A lot of phishing and cyber-attacks were witnessed at the time of the FIFA World cup. The cybercriminals devised different ways and methods of attacking the fans and get hold of their private and confidential data. The attackers misled the fans online by broadcasting unsolicited advertisements for free live online streaming of the event and fake world cup related promotions that are difficult to resist. These are classic baiting techniques that often result into dangerous fraud, phishing and malware attacks.
The Dell SonicWALL threats research team has been tracking down all the World Cup related spam mails. These mails asked the users of their personal information in return of providing them with live streaming videos or prize through FIFA lottery. There are hordes of fraudulent sites on the web which plan similar kinds of attacks. Some of these sites will redirect to another URL requiring users to provide their credit card information for full access to live streaming while others will prompt users to download special video playback software or install “missing plugins” that almost assuredly, if users click that URL, they will most likely download malware onto their devices.
Murli Mohan, General Manager, Dell Software says, “At Dell, we are deeply committed to protect enterprises against business disruption by consistently delivering industry-leading security solutions that are well suited for today’s advanced-threat environment. With cyber criminals increasingly exploiting software vulnerabilities, secure network connectivity is a key area of concern for enterprise technology decision makers. To meet present-day network security requirements, it is therefore imperative to adopt a fool-proof framework coalescing the enterprise network that provides deep threat prevention”.

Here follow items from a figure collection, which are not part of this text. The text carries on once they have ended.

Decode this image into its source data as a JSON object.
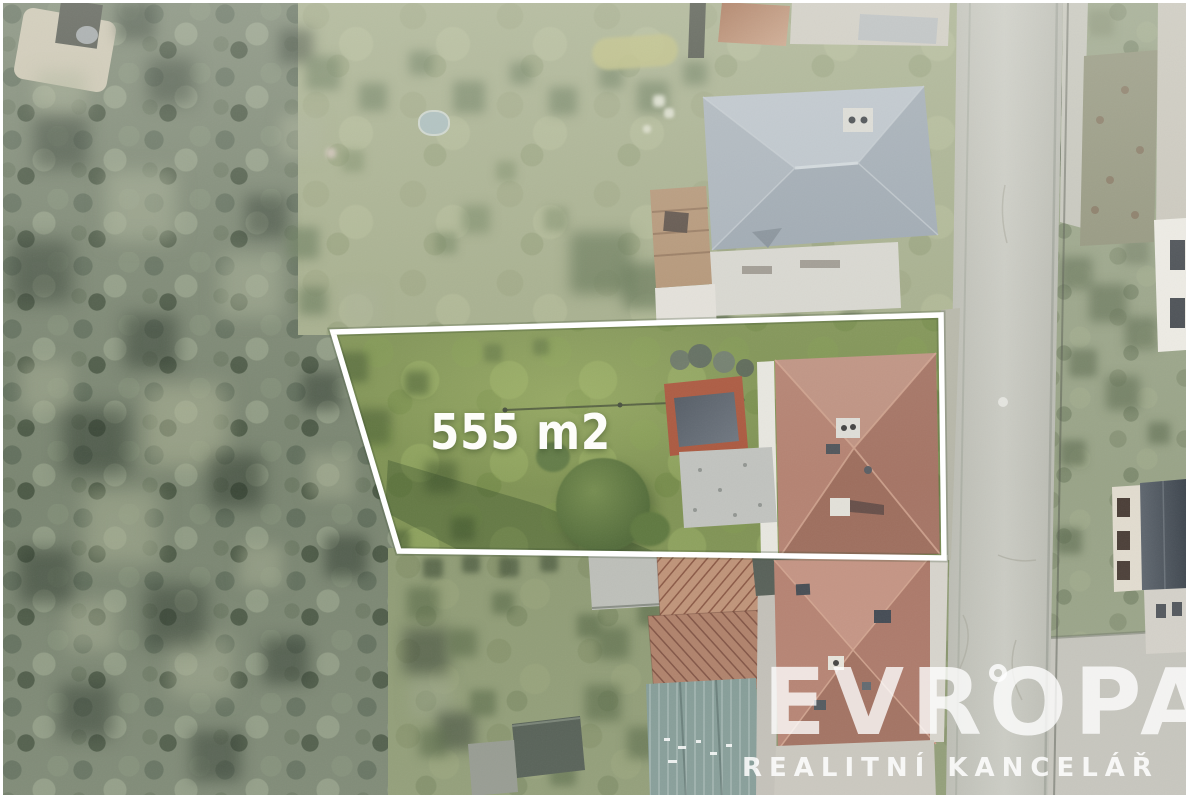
{
  "image": {
    "alt": "Aerial drone photo of a building plot for sale, outlined in white",
    "width_px": 1199,
    "height_px": 799
  },
  "plot": {
    "area_label": "555 m2",
    "boundary_color": "#ffffff",
    "boundary_points": [
      [
        333,
        332
      ],
      [
        941,
        315
      ],
      [
        944,
        558
      ],
      [
        399,
        551
      ]
    ]
  },
  "watermark": {
    "brand": "EVROPA",
    "tagline": "REALITNÍ KANCELÁŘ",
    "color": "#ffffff"
  },
  "palette": {
    "forest": "#75816c",
    "lawn": "#a2ab88",
    "plot_grass": "#7b8f4e",
    "road": "#c1c2ba",
    "gray_roof": "#a9b3bc",
    "plot_house_roof": "#ab7868",
    "bottom_house_roof": "#b5806d",
    "teal_building": "#7e9792",
    "garage_rust": "#a85238",
    "boundary": "#ffffff"
  }
}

The research team says that it is recommended to stream the games through legitimate, reputable websites such as ESPN or BBC. Begin layering your defence system that will provide you many ways of preventing attacks and managing network bandwidth. This includes:
1) Vigorously defend the endpoints as most network infections begin with a compromised user device. Enforce every device attempting to access the internet to have threat prevention capabilities such as content filtering capable of blocking inappropriate, illegal and dangerous web content.
2) Comprehensive gateway threat detection m services that can provide complete inbound anti-spam, anti-phishing and anti-virus protection.

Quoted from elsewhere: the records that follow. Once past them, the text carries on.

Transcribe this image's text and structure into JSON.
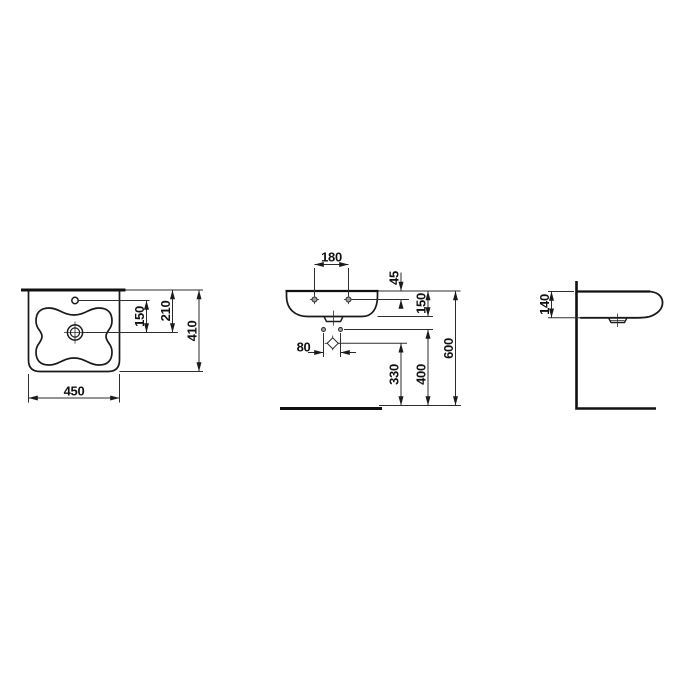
{
  "drawing": {
    "type": "washbasin technical dimension drawing",
    "line_color": "#1a1a1a",
    "background_color": "#ffffff",
    "views": {
      "top": {
        "name": "top view (plan)",
        "dims": {
          "overall_width": "450",
          "overall_depth": "410",
          "back_edge_to_drain": "210",
          "tap_hole_to_drain": "150"
        }
      },
      "front": {
        "name": "front view",
        "dims": {
          "mounting_hole_spacing": "180",
          "rim_to_mounting_holes": "45",
          "rim_to_outlet": "150",
          "fixing_hole_spacing": "80",
          "floor_to_trap": "330",
          "floor_to_fixing_holes": "400",
          "floor_to_rim": "600"
        }
      },
      "side": {
        "name": "side view",
        "dims": {
          "basin_height_at_wall": "140"
        }
      }
    }
  }
}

3) Manage network bandwidth with application control capabilities to provide granular control of certain application–limiting or blocking access–by setting policies based on logical pre-defined categories (such as sports), individual applications, or even users and groups to keep business application running at full speed.

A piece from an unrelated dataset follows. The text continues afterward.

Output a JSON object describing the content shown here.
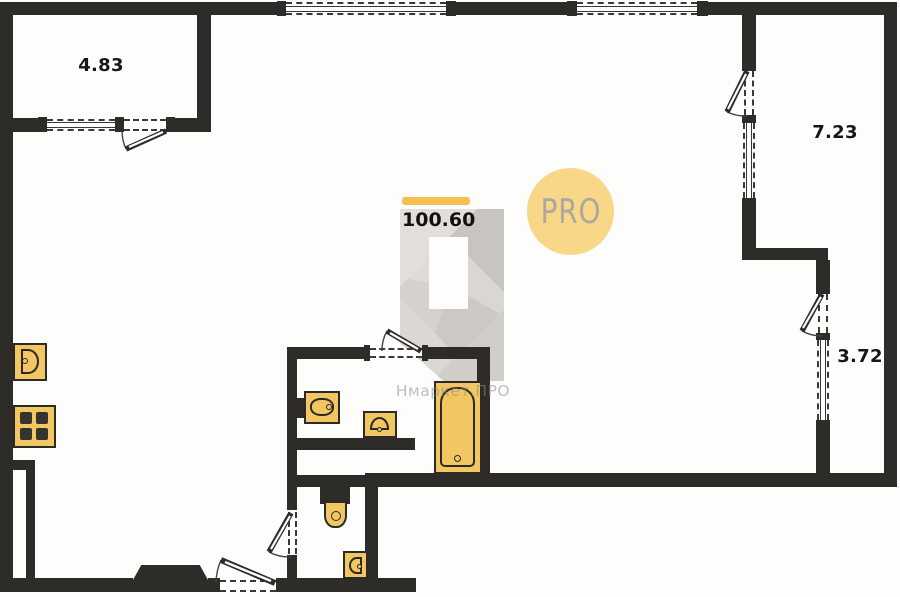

4) Breaking the malware kill cycle by investing in a capable intrusion prevention system because it is far easier to keep the bad guys out than to expel them.
5) Add SSL inspection and application control to detect and prevent today’s advance evasive tactics or compromised web applications from sneaking malware into the network.
6) And finally, ensure that there is a 24x7x365 threat response and counter-intelligence service for the firewalls and intrusion prevention systems so it can quickly receive the latest countermeasures to combat new vulnerabilities as they emerge.